Organizatorzy podzielili dzisiejszy koncert na dwie części. W pierwszej części można było usłyszeć fragmenty muzyczne w wykonaniu solistów i zespołów działających przy Jasielskim Domu Kultury, natomiast druga część była poświęcona formom tanecznym i małym formom teatralnym.
– Stali bywalcy Jasielskiego Domu Kultury znają zapewne poczynania młodych artystów, którzy tutaj pracują. Dzisiaj pragniemy zaprezentować w pigułce wszystkie formy artystyczne i jednocześnie podziękować wszystkim uczestnikom zajęć za wszystkie godziny, dnie, a sumując tygodnie naszych wspólnych spotkań. – powiedziała Krystyna Kasprzyk, dyrektor Jasielskiego Domu Kultury.

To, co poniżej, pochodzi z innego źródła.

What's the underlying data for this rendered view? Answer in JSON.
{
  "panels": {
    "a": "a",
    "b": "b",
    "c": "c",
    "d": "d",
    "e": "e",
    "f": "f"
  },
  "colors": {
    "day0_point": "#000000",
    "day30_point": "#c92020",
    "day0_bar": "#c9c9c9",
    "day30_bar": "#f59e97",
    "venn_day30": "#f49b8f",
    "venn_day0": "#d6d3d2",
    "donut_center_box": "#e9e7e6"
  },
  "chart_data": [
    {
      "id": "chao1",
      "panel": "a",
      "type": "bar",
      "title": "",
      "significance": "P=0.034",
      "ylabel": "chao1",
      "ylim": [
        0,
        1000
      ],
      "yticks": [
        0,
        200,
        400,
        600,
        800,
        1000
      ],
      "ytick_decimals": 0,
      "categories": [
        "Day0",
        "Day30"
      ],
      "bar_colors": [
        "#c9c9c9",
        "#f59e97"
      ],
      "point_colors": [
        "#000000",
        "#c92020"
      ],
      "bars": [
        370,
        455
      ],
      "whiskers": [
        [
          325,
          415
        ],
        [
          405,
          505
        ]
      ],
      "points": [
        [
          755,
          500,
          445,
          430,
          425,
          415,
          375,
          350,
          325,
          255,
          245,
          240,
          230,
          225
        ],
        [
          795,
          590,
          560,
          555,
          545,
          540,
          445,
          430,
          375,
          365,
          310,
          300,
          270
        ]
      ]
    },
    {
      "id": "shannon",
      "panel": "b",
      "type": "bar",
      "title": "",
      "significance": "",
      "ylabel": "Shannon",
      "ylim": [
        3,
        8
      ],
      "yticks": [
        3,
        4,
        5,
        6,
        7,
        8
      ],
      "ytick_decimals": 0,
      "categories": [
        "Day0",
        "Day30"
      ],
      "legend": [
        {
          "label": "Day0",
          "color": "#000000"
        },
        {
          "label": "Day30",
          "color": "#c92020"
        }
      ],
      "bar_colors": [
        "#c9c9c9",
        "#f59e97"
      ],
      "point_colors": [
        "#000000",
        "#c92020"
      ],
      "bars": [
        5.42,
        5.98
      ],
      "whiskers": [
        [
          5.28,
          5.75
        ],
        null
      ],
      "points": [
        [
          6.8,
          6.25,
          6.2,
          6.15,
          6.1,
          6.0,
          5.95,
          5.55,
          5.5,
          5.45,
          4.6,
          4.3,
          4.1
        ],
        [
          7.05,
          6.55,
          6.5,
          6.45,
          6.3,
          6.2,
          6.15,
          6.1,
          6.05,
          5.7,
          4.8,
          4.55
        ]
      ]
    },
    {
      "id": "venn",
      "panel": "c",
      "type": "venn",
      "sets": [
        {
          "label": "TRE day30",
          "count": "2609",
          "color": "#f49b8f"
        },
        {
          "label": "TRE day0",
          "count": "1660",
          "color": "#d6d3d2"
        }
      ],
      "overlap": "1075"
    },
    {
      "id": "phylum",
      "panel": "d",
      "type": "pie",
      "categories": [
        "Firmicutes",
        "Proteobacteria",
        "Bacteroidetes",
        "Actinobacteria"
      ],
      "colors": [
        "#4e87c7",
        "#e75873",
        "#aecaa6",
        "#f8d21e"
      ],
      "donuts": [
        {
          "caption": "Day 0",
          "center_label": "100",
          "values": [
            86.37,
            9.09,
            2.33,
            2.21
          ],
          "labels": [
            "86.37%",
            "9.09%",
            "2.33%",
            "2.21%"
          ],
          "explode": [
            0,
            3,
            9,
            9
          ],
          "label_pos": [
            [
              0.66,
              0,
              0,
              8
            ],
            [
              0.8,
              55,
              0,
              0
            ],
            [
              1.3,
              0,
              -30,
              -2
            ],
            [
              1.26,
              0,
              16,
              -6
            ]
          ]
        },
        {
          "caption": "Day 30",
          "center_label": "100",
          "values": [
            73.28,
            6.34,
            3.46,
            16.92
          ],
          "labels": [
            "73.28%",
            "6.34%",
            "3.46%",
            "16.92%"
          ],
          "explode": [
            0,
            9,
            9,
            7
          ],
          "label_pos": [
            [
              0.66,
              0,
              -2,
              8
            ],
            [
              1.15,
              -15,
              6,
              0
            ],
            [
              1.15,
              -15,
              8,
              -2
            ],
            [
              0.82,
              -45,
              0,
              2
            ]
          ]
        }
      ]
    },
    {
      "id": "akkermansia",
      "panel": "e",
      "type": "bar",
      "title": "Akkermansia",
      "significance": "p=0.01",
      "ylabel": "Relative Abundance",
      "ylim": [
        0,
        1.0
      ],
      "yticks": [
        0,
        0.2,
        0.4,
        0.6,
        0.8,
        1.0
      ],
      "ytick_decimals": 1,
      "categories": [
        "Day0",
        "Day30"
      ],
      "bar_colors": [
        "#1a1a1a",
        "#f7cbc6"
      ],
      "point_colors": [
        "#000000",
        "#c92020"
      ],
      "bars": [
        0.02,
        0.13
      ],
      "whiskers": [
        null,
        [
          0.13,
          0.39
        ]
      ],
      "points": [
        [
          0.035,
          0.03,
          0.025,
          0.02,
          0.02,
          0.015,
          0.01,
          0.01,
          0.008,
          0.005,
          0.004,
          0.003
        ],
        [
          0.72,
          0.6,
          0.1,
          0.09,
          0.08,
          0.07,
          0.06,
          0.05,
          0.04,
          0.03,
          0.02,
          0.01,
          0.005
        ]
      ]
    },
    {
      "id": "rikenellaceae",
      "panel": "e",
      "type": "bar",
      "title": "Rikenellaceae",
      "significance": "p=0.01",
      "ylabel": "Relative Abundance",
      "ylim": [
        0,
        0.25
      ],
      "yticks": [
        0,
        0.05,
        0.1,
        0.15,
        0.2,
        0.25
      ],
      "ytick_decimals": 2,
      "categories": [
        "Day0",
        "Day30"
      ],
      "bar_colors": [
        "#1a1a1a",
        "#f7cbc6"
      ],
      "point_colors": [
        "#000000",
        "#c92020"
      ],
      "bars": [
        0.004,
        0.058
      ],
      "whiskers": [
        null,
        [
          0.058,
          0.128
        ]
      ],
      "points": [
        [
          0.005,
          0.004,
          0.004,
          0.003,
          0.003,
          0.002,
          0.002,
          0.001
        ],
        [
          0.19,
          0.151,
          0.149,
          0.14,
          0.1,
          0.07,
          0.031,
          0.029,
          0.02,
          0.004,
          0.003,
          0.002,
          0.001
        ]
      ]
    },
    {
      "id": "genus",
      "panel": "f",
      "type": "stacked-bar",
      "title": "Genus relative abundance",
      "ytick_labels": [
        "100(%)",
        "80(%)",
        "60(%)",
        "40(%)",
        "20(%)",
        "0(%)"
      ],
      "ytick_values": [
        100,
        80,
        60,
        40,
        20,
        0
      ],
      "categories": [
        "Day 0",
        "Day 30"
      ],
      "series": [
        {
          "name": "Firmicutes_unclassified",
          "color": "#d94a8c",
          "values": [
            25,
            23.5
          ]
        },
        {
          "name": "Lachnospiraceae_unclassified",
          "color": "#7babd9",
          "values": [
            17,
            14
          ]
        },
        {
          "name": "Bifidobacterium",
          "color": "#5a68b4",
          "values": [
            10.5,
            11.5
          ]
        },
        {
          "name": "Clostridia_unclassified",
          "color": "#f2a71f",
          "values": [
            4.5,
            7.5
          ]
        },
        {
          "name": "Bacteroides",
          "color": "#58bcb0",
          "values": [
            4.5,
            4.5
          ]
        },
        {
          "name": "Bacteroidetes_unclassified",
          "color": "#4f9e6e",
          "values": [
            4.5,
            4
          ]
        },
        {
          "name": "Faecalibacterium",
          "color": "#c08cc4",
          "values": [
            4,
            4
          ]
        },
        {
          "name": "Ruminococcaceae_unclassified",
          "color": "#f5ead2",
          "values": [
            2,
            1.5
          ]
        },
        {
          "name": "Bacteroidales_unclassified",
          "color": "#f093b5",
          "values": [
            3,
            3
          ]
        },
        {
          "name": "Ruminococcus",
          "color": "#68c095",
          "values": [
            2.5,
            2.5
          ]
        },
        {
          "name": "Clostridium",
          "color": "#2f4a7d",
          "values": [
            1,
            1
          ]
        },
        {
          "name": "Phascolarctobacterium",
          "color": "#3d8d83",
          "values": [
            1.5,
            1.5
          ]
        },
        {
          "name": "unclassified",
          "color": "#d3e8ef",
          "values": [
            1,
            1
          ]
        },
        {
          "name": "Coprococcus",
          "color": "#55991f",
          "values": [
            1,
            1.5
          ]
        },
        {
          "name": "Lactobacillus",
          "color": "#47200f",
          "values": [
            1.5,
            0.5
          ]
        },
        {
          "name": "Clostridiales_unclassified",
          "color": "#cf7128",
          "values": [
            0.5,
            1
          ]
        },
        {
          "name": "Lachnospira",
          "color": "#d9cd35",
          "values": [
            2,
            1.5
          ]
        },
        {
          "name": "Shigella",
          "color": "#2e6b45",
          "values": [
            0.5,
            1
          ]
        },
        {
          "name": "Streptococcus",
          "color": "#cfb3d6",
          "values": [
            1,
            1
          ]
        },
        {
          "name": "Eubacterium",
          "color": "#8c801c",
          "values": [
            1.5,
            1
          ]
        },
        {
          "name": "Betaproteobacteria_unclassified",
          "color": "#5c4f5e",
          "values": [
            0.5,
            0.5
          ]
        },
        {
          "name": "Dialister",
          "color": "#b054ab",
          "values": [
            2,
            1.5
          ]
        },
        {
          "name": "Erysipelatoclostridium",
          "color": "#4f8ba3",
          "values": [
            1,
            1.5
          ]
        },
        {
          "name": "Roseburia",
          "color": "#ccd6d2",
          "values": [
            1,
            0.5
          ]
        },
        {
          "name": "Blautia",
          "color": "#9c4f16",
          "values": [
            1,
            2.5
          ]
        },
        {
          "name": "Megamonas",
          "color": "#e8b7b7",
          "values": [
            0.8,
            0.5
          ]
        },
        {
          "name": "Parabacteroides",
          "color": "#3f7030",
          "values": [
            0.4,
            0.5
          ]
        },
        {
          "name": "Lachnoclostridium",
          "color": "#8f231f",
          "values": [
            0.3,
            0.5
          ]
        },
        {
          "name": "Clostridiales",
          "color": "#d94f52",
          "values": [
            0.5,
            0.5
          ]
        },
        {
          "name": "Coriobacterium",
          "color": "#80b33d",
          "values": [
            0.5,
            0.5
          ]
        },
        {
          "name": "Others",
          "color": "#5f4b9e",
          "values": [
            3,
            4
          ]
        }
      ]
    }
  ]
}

Koncert rozpoczął się występem Marleny Momot, która zaprezentowała fragment „Cyrku marionetek”. Właśnie ona znalazła się na eliminacjach wojewódzkich 53. Ogólnopolskiego Konkursu Recytatorskiego i tam jako jedyna zakwalifikowała się do etapu centralnego. Jednocześnie była najmłodszym uczestnikiem tego konkursu.
– Wywiedziony ze słowa to jest taka nowa forma teatralna, która bierze swój początek od słowa. Słowo jest pretekstem do przeróżnych działań artystycznych. – mówi Helena Gołębiowska, wicedyrektor Jasielskiego Domu Kultury.
W pierwszej odsłonie koncertu mogliśmy posłuchać m.in. solistów: Małgorzaty Nowickiej, która zdobyła II nagrodę na IV Festiwalu Piosenki Dziecięcej i Młodzieżowej TEN TON w Warszawie, Mirka Gotfryda oraz odkrycie tegorocznej edycji Festiwalu Carpathia Rafała Kamińskiego. Wystąpiły również zespół wokalny FERMATA oraz zespół kameralny AD LIBITUM. Natomiast w drugiej części ze swoim przedstawieniem zaprezentował się teatrzyk kukiełkowy TEATRALEK oraz zespoły taneczne: R REWOLUTION i FUNK FLOW CREW.
Na widowni zasiedli dzisiaj rodzice, opiekunowie, dziadkowie młodych artystów. Ze względu na ograniczony czas koncertu, nie wszyscy uczestnicy zajęć artystycznych mogli wystąpić przed szeroką publicznością. Ale o ich wyczynach na scenach całego kraju, a nawet poza jego granicami z pewnością jeszcze usłyszymy.